Note the geographical caveats in the NYT dataset; the most annoying of which are the fact that the 5 NYC boroughs are all lumped together and Kansas City, MO reports its numbers separately of the 4 counties it touches. Further, note that US territories and the District of Columbia are listed as "states."
This dataset is joined with the US Census population estimates for 2019 to facilitate rates per population, but special care is needed for those caveats. In particular, the city of KCMO is split between portions of 4 different counties (Cass, Clay, Jackson and Platte) and does not wholly encompass any one of them. Since KCMO is reported separately, we pull its population estimate from the census' 2018 estimate (2019 is not yet available), and then remove population as appropriate from each of those four counties (using the 2018 breakdown available at MARC).

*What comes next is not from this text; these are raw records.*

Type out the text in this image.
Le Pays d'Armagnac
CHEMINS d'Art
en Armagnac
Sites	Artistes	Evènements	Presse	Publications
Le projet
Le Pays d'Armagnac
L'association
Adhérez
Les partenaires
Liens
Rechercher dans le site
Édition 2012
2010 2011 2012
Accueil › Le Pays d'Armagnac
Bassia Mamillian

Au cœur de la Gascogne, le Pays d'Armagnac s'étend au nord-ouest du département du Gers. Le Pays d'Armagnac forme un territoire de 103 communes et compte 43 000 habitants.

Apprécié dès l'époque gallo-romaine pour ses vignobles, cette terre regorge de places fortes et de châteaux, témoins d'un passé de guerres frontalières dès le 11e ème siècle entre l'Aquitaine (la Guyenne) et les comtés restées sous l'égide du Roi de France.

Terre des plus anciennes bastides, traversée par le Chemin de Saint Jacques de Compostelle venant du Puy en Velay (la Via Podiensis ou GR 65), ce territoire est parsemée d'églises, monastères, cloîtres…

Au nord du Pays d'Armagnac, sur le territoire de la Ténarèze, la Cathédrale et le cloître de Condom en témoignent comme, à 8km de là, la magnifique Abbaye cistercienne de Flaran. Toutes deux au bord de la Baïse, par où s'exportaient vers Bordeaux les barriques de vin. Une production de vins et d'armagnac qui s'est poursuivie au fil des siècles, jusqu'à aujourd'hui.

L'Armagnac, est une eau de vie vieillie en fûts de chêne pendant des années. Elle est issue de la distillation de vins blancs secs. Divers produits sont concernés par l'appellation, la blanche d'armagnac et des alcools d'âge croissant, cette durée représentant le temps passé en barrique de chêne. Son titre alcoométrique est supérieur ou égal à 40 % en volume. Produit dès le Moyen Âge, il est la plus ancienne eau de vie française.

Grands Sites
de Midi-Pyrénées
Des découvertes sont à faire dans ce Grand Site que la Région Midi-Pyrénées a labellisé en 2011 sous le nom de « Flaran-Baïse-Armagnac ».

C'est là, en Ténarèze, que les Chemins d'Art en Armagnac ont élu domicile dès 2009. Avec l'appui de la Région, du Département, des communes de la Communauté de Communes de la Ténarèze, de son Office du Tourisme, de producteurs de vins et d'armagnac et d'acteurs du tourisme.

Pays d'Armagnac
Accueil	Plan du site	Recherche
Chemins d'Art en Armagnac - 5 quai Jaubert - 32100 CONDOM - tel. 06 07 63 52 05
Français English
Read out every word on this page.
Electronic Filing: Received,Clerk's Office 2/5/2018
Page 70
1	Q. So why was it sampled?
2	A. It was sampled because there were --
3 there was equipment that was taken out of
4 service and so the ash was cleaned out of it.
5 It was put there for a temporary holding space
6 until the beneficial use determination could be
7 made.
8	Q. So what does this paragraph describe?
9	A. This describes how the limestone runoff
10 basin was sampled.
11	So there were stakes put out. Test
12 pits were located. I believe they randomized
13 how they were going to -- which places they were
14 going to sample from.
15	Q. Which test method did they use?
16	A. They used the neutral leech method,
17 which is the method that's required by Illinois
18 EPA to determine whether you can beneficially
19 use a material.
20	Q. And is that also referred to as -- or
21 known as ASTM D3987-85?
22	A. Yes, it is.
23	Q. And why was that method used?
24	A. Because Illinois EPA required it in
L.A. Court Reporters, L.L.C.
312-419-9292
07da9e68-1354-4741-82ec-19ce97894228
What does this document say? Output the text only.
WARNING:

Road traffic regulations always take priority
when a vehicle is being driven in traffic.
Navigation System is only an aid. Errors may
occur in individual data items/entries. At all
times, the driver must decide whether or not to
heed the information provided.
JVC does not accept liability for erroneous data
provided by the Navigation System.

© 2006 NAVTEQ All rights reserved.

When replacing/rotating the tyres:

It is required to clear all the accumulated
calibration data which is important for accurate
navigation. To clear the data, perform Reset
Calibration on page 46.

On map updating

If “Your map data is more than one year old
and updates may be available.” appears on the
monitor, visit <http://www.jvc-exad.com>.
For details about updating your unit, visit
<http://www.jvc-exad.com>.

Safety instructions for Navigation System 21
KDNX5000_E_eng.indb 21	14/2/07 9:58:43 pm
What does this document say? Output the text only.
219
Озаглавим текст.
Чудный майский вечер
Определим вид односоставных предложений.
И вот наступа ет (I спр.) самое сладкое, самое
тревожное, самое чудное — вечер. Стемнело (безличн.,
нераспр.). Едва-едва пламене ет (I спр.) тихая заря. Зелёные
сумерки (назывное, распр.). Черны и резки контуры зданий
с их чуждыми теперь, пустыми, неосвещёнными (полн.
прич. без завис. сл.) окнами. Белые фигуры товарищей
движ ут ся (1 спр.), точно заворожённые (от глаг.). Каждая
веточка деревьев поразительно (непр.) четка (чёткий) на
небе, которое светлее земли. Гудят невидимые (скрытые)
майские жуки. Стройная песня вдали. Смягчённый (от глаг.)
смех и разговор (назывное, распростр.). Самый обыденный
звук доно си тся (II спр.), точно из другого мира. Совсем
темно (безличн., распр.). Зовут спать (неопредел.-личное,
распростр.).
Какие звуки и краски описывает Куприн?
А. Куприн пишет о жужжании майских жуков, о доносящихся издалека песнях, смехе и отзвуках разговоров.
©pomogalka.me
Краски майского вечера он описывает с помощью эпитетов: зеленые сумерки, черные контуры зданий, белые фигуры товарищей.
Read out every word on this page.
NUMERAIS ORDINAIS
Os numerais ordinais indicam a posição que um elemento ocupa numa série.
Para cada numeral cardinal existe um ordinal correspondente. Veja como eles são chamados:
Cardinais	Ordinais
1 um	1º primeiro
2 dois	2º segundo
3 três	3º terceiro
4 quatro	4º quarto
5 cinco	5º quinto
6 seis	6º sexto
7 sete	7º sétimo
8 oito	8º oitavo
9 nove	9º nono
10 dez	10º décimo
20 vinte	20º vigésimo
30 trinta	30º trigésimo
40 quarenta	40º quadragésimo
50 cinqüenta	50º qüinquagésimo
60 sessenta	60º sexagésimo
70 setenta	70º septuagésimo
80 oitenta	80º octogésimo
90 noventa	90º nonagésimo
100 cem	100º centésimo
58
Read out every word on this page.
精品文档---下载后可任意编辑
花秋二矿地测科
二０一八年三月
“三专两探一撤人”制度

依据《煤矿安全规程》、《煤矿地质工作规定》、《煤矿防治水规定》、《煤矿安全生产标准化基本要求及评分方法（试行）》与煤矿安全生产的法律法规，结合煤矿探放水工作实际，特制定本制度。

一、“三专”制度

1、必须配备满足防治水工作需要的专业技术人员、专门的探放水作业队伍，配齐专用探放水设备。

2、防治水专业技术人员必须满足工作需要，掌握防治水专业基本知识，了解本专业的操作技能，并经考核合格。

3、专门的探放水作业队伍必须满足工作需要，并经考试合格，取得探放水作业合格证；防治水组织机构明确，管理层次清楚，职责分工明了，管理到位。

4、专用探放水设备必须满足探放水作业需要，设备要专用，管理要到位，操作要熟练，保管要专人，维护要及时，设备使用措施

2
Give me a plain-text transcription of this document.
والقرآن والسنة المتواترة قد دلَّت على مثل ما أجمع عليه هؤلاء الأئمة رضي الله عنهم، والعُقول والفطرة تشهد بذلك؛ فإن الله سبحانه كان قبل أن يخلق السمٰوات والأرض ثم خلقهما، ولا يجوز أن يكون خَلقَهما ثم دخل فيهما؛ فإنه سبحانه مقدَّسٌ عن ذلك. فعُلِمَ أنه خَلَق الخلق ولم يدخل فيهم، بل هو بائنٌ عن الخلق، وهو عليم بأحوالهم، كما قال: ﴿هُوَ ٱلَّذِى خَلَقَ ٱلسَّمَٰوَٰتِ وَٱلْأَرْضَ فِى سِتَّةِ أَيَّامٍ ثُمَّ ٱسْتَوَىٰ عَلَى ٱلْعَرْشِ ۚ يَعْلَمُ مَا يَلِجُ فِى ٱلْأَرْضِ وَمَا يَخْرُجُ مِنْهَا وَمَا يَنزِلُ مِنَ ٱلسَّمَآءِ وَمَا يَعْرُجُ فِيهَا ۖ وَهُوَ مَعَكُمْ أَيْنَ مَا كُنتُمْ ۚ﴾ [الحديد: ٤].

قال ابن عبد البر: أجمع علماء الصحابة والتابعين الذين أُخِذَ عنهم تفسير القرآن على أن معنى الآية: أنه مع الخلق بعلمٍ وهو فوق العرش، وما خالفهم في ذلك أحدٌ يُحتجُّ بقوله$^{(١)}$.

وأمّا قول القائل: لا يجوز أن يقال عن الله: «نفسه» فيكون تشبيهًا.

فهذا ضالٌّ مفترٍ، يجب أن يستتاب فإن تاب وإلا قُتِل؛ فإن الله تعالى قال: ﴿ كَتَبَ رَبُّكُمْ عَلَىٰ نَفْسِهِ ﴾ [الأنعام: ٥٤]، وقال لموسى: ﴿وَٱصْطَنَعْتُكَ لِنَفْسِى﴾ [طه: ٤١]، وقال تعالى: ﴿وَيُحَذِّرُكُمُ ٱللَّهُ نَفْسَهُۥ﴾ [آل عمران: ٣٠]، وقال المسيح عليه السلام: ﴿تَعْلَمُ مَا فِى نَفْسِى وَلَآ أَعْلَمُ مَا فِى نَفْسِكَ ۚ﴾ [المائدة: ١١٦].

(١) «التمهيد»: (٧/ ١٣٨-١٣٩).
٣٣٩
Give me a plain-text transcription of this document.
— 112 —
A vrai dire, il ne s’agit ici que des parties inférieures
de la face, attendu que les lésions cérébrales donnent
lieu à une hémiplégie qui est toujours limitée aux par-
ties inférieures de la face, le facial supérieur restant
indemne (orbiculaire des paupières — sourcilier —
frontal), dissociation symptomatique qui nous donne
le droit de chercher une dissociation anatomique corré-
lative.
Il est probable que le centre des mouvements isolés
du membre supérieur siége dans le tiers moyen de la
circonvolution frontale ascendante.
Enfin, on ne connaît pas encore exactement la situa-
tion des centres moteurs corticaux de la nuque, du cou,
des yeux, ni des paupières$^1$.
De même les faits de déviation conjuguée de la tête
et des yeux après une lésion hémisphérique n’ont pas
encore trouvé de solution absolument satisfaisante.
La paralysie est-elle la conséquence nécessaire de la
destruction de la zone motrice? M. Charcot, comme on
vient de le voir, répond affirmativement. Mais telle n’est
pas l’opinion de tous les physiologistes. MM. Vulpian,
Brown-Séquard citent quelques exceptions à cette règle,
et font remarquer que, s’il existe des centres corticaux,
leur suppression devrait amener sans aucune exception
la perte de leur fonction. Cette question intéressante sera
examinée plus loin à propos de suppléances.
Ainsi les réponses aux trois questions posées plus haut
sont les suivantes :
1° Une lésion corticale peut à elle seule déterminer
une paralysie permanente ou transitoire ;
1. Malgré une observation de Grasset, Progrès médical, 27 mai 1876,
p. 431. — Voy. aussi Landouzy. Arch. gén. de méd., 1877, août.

Population estimates are not applied to US territories (so population normalization is not available for them), and some states report cases from "Unknown" counties (with 0 population).
This is setup to be hosted on free-tier Heroku dyno. In the free tier, the app gets killed after 30 minutes of inactivity and we're given terribly anemic access to the CPU. To reduce startup costs, a special heroku buildpack that uses PackageCompiler.jl is under development.